本文介绍一下Matplotlib的基础画图案例。
折线图
import matplotlib.pyplot as plt
import numpy as np
x = np.linspace(0, 10, 100)
y = np.sin(x)
plt.plot(x, y)
plt.xlabel('x')
plt.ylabel('y')
plt.title('A simple sine wave')
plt.show()
import matplotlib.pyplot as plt
import numpy as np
x = np.linspace(0, 10, 100)
y1 = np.sin(x)
y2 = np.cos(x)
plt.plot(x, y1, label='sin(x)')
plt.plot(x, y2, label='cos(x)')
plt.fill_between(x, y1, y2,
where=(y1 > y2),
color='green',
alpha=0.5,
label='sin(x) > cos(x)')
plt.fill_between(x, y1, y2,
where=(y1 < y2),
color='red',
alpha=0.5,
label='sin(x) < cos(x)')
plt.xlabel('x')
plt.ylabel('y')
plt.title('A line plot with filled area')
plt.legend()
plt.show()
散点图
import matplotlib.pyplot as plt
import numpy as np
x1 = np.random.randn(100)
y1 = np.random.randn(100)
x2 = np.random.randn(100) + 3
y2 = np.random.randn(100) + 3
plt.scatter(x1, y1, label='Group A')
plt.scatter(x2, y2, label='Group B')
plt.xlabel('x')
plt.ylabel('y')
plt.title('A scatter plot with labels and legend')
plt.legend()
plt.show()
直方图
import matplotlib.pyplot as plt
from matplotlib.widgets import Cursor
labels = ['Apple', 'Banana', 'Orange', 'Pear']
values = [10, 20, 15, 25]
plt.bar(labels, values)
cursor = Cursor(plt.gca(), horizOn=True, color='r', lw=1)
plt.xlabel('Fruits')
plt.ylabel('Quantity')
plt.title('A bar chart with cursor')
plt.show()
饼图
import matplotlib.pyplot as plt
labels = ['A', 'B', 'C', 'D']
sizes = [15, 30, 45, 10]
explode = (0.1, 0.1, 0.1, 0.1)
fig = plt.figure()
ax1 = fig.add_subplot(121)
ax2 = fig.add_subplot(122)
ax1.pie(sizes,
labels=labels,
explode=explode,
autopct='%1.1f%%',
shadow=True,
startangle=90)
ax1.set_title('A pie chart with explode')
ax2.pie(sizes,
labels=labels,
autopct='%1.1f%%',
shadow=False,
startangle=90)
ax2.set_title('A pie chart without explode')
fig.show()
import matplotlib.pyplot as plt
sizes = [12, 23, 11, 17, 19, 24, 29, 11, 12, 9, 7, 5, 3, 2, 1]

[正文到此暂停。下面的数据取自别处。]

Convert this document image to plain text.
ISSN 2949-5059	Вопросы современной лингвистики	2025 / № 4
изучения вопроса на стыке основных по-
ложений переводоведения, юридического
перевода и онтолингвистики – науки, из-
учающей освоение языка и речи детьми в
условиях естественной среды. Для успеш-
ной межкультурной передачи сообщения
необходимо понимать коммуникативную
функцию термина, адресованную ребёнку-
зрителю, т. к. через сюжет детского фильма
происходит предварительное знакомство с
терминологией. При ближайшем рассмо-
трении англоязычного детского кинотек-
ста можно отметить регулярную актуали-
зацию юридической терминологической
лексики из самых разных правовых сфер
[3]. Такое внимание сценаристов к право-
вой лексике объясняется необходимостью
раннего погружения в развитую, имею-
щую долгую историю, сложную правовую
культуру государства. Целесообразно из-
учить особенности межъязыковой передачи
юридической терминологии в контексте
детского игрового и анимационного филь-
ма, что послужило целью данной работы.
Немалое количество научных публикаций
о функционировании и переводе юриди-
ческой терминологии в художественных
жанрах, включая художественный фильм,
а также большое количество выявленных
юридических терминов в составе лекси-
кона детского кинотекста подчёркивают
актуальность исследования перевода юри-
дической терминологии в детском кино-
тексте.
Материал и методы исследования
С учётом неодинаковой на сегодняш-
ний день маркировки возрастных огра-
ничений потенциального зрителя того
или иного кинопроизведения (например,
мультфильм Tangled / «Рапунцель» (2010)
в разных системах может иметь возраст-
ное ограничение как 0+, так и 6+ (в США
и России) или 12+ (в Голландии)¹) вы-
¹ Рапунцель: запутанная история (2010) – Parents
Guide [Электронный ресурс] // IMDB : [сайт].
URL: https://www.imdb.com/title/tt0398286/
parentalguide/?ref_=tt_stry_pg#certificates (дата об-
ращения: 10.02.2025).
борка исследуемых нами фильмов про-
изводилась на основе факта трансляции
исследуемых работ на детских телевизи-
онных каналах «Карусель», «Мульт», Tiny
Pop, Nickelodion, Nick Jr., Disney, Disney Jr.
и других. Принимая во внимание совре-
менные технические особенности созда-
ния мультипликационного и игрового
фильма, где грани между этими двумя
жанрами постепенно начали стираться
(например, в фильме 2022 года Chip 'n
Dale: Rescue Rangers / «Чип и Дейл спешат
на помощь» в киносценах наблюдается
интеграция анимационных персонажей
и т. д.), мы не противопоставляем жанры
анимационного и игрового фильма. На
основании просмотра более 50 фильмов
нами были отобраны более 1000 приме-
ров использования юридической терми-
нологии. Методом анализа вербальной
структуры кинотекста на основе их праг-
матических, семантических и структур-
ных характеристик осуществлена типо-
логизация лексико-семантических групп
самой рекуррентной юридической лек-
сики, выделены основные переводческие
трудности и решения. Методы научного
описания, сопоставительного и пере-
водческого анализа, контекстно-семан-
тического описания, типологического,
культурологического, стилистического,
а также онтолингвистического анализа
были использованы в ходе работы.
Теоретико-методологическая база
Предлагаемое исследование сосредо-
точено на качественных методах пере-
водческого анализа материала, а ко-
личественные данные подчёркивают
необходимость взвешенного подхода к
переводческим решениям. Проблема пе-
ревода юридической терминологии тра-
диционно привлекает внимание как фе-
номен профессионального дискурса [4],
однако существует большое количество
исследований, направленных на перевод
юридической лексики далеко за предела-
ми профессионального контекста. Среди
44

labels = ["Market %s" % i for i in sizes]
fig1, ax1 = plt.subplots(figsize=(5, 5))
fig1.subplots_adjust(0.3, 0, 1, 1)
theme = plt.get_cmap('copper')
ax1.set_prop_cycle("color", [theme(1. * i / len(sizes))
for i in range(len(sizes))])
_, _ = ax1.pie(sizes, startangle=90, radius=1800)
ax1.axis('equal')
total = sum(sizes)
plt.legend(
loc='upper left',
labels=['%s, %1.1f%%' % (
l, (float(s) / total) * 100)
for l, s in zip(labels, sizes)],
prop={'size': 11},
bbox_to_anchor=(0.0, 1),
bbox_transform=fig1.transFigure
)
plt.show()
三维折线图
import matplotlib.pyplot as plt
from mpl_toolkits.mplot3d import Axes3D
import numpy as np
fig = plt.figure()
ax = fig.add_subplot(111, projection='3d')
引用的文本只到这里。